Burlington itself punches well above its size in terms of food and culture. The restaurant scene reflects Vermont's agricultural identity: exceptional cheese, local farms, James Beard-recognized chefs, and an arts and music culture that draws people from across the country. Church Street is a year-round gathering place, and the shores of Lake Champlain - frozen and alive in winter, glittering in summer - are never far. And when you want a city, you are not far from one: Montreal is ninety minutes north, Boston is three hours south, and New York City is about four and a half hours away. The access to world-class museums, airports, and cultural institutions is real, without requiring you to live inside them.

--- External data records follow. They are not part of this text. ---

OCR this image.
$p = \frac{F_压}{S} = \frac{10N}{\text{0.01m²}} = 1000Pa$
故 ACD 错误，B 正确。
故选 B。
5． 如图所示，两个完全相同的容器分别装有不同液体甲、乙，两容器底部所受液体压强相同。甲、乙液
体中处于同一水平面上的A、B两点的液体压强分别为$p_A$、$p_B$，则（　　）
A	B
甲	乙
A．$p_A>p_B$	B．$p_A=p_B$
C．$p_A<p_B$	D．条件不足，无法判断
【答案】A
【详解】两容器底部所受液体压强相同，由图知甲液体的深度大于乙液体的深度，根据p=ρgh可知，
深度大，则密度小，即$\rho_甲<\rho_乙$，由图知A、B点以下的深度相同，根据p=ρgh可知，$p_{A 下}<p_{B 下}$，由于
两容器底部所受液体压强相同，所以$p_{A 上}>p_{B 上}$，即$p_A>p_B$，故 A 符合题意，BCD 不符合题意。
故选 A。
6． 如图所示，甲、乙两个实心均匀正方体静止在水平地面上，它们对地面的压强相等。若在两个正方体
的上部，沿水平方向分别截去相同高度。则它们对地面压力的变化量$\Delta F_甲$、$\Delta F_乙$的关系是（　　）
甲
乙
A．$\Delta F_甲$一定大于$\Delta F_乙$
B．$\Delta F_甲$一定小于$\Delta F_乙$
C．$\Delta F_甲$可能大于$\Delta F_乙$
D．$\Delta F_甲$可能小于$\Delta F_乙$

Furthermore, the outdoor life here is not a cliché; rather, it is the texture of daily existence. Stowe, Mad River Glen, and Bolton Valley are within easy reach for skiing and snowboarding. The Long Trail and Appalachian Trail traverse the Green Mountains. Lake Champlain is a destination for sailing, paddling, and swimming. And the light in Vermont in October…we will leave that for you to experience yourself!

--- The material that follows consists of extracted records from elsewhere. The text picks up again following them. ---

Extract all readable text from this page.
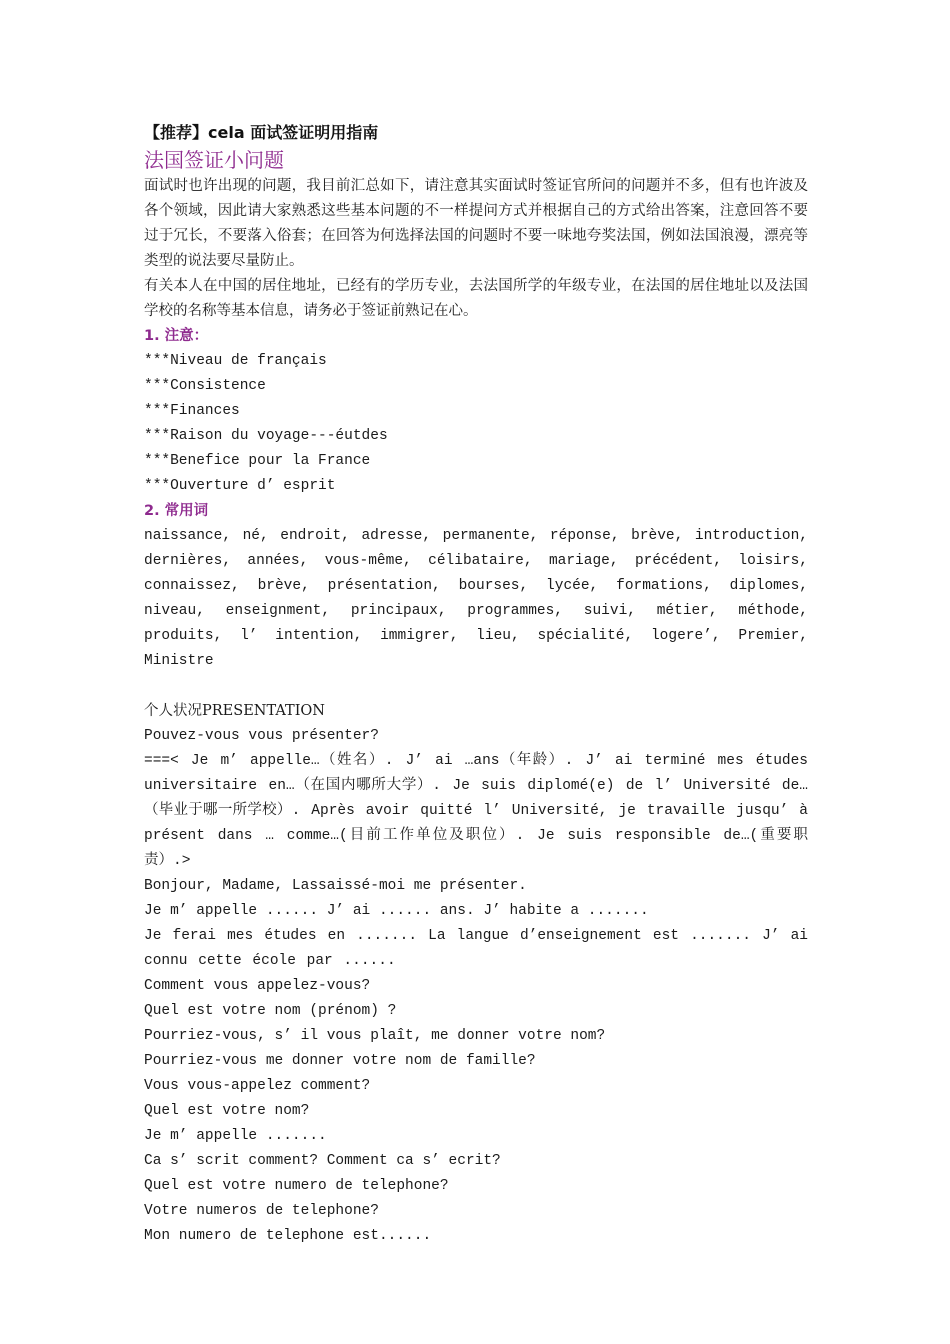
【推荐】cela 面试签证明用指南

法国签证小问题

面试时也许出现的问题，我目前汇总如下，请注意其实面试时签证官所问的问题并不多，但有也许波及各个领域，因此请大家熟悉这些基本问题的不一样提问方式并根据自己的方式给出答案，注意回答不要过于冗长，不要落入俗套；在回答为何选择法国的问题时不要一味地夸奖法国，例如法国浪漫，漂亮等类型的说法要尽量防止。

有关本人在中国的居住地址，已经有的学历专业，去法国所学的年级专业，在法国的居住地址以及法国学校的名称等基本信息，请务必于签证前熟记在心。

1. 注意：

***Niveau de français

***Consistence

***Finances

***Raison du voyage---éutdes

***Benefice pour la France

***Ouverture d’ esprit

2. 常用词

naissance, né, endroit, adresse, permanente, réponse, brève, introduction, dernières, années, vous-même, célibataire, mariage, précédent, loisirs, connaissez, brève, présentation, bourses, lycée, formations, diplomes, niveau, enseignment, principaux, programmes, suivi, métier, méthode, produits, l’ intention, immigrer, lieu, spécialité, logere’, Premier, Ministre

个人状况PRESENTATION

Pouvez-vous vous présenter?

===< Je m’ appelle…（姓名）. J’ ai …ans（年龄）. J’ ai terminé mes études universitaire en…（在国内哪所大学）. Je suis diplomé(e) de l’ Université de…（毕业于哪一所学校）. Après avoir quitté l’ Université, je travaille jusqu’ à présent dans … comme…(目前工作单位及职位）. Je suis responsible de…(重要职责）.>

Bonjour, Madame, Lassaissé-moi me présenter.

Je m’ appelle ...... J’ ai ...... ans. J’ habite a .......

Je ferai mes études en ....... La langue d’enseignement est ....... J’ ai connu cette école par ......

Comment vous appelez-vous?

Quel est votre nom (prénom) ?

Pourriez-vous, s’ il vous plaît, me donner votre nom?

Pourriez-vous me donner votre nom de famille?

Vous vous-appelez comment?

Quel est votre nom?

Je m’ appelle .......

Ca s’ scrit comment? Comment ca s’ ecrit?

Quel est votre numero de telephone?

Votre numeros de telephone?

Mon numero de telephone est......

If you are coming with a family, you will find a community designed for it. Vermont consistently ranks among the best states for children's wellbeing and education. The pace of life here is intentional: there is time for school pickups, for weekends in the mountains, for dinners that aren't eaten standing up. The cost of living is meaningfully lower than in major coastal cities, and the quality of life is genuinely high. Neighborhoods are walkable, schools are strong, and the outdoor culture means that kids grow up with room to roam.
If you are coming with a partner, Burlington's size works in your favor. It is large enough to have a real arts scene, a thriving restaurant community, and a sense of energy, but small enough that you actually feel part of it. Partners find careers here across medicine, technology, education, the arts, and more. The city has a strong LGBTQ+ community and a deeply progressive culture. You will not feel like you landed somewhere that requires explanation.
If you are coming solo, this may be one of the best decisions you make! Fellows who arrive alone almost universally describe Burlington as one of the most socially welcoming places they have ever lived. The fellowship community is close-knit, and the broader city (with its farmers markets, live music, independent bookstores, climbing gyms, and lakefront) makes it genuinely easy to build a life outside of medicine. You will not be short of things to do or people to do them with.